小学校4年生で始めた「仏像スクラップ」。みうら少年の「世界観」が充満している。

一方で、スクラップを続けていると、自分自身を知ることにもなります。「この娘いいなあ」とグラビアを眺めるだけでなく、切って、貼るという作業をやると「ほんとにこの娘が好きなのか?」とか「ここがこうなっていたほうがもっとグッときたのに」とか、「もう少しローアングルで撮ってほしい」「露出はもっとアンダーのほうがいい」と思い始めます。

そうやって自分の性癖のようなものを突き詰めていくと、今まで漠然と言ってきた「好き」の底の浅さを痛感させられると同時に、自分がほんとうに伝えたいエロの世界観が見えてくるんです。自分のフィルターを通すことで、他人が構成したものには「なかった世界観」が際立ってくるわけですね。

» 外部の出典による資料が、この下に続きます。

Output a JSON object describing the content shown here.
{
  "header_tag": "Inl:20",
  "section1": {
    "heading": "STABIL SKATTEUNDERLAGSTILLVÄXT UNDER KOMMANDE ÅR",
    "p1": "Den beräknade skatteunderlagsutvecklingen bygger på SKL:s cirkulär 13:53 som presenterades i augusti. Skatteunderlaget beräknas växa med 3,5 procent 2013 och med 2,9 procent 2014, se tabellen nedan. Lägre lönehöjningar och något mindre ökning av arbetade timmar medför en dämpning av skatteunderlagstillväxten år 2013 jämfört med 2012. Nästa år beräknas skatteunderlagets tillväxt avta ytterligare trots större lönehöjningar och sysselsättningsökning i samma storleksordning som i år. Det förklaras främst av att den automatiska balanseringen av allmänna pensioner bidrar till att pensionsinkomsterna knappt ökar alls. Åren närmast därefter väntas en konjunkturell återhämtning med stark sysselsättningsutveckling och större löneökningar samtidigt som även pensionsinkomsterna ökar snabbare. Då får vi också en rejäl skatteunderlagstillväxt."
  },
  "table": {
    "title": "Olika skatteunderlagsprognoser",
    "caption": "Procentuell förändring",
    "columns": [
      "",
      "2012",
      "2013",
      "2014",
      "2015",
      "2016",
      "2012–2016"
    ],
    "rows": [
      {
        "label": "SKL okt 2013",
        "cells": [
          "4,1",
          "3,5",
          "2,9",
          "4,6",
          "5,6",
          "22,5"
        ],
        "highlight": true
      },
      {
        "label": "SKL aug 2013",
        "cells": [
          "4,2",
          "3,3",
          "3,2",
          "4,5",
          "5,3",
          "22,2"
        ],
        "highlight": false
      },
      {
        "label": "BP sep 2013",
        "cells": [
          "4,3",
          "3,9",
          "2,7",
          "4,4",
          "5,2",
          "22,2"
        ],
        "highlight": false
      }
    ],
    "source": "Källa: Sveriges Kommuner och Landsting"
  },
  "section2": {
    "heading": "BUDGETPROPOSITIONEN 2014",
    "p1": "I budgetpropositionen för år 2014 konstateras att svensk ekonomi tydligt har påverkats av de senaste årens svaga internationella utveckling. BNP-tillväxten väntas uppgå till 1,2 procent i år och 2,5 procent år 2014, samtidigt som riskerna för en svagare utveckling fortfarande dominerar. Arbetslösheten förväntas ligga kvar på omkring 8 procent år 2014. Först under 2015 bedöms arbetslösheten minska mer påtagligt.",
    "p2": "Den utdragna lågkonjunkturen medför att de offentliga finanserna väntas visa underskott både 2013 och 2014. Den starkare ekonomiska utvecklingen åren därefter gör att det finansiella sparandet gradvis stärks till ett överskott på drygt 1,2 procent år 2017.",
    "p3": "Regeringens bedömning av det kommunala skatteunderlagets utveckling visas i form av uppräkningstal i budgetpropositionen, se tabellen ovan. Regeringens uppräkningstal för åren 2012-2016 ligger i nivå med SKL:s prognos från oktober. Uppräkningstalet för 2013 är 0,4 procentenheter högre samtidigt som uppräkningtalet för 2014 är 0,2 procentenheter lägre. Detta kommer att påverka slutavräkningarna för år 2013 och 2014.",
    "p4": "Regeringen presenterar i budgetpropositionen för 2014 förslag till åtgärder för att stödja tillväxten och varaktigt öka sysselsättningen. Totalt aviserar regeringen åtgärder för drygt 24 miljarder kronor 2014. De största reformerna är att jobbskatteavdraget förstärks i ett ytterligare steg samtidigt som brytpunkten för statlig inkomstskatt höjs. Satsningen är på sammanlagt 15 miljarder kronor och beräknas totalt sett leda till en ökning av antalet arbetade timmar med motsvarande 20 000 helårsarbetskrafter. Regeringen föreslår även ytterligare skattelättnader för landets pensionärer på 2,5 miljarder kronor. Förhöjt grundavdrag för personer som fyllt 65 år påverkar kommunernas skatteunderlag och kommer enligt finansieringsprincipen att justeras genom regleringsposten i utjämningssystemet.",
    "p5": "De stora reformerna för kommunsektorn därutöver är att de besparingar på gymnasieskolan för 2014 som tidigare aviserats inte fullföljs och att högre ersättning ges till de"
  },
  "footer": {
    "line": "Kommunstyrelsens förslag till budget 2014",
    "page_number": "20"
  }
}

みなさんは仕事で、まったく新しい物事を生み出そうと頭を悩ませていると思いますが、世の中に完全なオリジナルなんてありません。ただし、自分で情報を切り取って、並べて貼ることで化学反応が生まれ、より「ないもの」に近づけることはできる。例えば「プレジデント」に載っている偉い社長の写真とエロ写真を組み合わせたら、相当おもしろいことになりますよね。

「おもしろいこと」は常に違和感から生まれるんです。その違和感を楽しむのが「マイブーム」の原点。世間的な価値はないかもしれないけれど、いつか誤解されたり、世の中が変化したりして、誰かに評価されることがあるかもしれません。「ゆるキャラ」だって、初めは地方自治体から「うちはゆるくない」って抗議が殺到したんです。でも、今では「おもしろい」ということになっている。そうやって価値観は裏返ることがあるんです。それも違和感があればあるほど大きく裏返る。